The couple have had a lot to deal with over the years. Edna has diabetes and has to inject insulin twice a day. She has had a few really bad falls that involved head injury.

John says,

‘The first time it happened was 20 years ago. We were on holiday and she tripped and fell backwards hitting her head on the kerb, and another time she was on the bus when it stopped suddenly and she ended up with brain damage.’

Edna began having dementia symptoms two years ago.

She says,

‘I would go out and think, “I don’t know where I am,” or would wake up in the morning and think, “What am I supposed to be doing today?” I got very frightened.’

Although initially diagnosed with bipolar disorder because of her extreme mood swings, hospital tests revealed Alzheimer’s.

She admits,

‘Although I knew something wasn’t right it still came as a shock.’

Edna is slim, elegantly dressed and beautifully made-up, and she speaks with eloquence and intelligence. It is clear that she does all she can to keep her mind active.

‘I love to read but not novels. I like non-fiction because you learn things. I am very good at Scrabble and I’m always doing crosswords. I just like words.’

Close as ever

Dedicated to her family, Edna speaks with pride of the achievements of her son and two grandchildren. She is as close as ever to the man she married the day before her 21st birthday.
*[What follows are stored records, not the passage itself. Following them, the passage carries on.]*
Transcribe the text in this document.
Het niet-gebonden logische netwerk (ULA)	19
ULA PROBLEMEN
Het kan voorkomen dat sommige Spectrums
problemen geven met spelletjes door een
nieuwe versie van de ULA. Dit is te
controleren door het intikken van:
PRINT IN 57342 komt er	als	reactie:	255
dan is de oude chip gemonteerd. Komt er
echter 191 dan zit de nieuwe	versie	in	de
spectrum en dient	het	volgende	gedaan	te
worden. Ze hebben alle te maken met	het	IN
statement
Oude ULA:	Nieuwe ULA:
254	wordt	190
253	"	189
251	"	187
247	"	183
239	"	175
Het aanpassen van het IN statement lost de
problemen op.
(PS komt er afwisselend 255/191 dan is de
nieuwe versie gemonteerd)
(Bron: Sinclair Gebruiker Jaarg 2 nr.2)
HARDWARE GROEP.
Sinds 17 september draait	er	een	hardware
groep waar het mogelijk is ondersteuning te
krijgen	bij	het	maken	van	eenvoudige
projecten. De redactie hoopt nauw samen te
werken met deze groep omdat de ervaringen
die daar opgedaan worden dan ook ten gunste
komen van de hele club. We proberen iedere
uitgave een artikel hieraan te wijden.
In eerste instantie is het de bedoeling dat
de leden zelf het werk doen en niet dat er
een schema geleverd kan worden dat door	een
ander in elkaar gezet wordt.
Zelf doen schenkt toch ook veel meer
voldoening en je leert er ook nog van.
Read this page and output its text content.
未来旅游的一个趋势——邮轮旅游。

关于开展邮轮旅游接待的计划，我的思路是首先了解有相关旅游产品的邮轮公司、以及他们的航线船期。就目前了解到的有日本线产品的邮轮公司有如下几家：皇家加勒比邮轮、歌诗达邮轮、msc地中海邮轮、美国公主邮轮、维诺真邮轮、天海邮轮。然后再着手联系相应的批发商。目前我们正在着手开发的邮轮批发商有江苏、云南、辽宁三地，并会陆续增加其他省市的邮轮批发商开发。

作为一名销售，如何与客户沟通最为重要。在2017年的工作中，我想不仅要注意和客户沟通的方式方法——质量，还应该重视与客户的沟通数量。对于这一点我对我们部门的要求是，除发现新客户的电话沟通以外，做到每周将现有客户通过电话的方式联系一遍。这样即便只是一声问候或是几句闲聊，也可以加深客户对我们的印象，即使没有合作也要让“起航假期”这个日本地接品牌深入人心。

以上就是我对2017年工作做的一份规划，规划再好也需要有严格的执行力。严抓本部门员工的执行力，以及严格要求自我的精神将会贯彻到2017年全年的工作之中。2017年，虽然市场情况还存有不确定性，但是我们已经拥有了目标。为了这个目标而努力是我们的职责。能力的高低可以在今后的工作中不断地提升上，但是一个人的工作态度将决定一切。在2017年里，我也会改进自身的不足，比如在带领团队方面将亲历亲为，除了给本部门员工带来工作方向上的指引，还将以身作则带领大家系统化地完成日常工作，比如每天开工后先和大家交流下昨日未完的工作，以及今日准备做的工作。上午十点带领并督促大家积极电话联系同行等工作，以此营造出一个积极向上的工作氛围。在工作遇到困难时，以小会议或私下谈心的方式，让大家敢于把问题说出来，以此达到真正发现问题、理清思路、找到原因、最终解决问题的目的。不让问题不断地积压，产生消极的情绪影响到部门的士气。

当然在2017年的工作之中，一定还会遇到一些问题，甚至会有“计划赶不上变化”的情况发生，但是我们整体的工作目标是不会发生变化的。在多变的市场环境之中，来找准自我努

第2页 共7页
When talking about the difficult times in her life, including the accident last year that left her immobile, Edna becomes visibly upset and John is at her side in a flash cupping her face tenderly.

‘It’s OK Ed. We’ll stop now, yes? That’s enough now.’

He adds,

‘You know we had a lot of good friends around here who would have helped us but they’ve all died. We sure could do with them now.’

The couple may be missing their friends in their later years, but they are not alone while they have the home support team watching out for them. The service is indispensable and John sums up its value simply.

‘It gives you peace of mind. It means I can go out and not worry. I couldn’t do without it now.’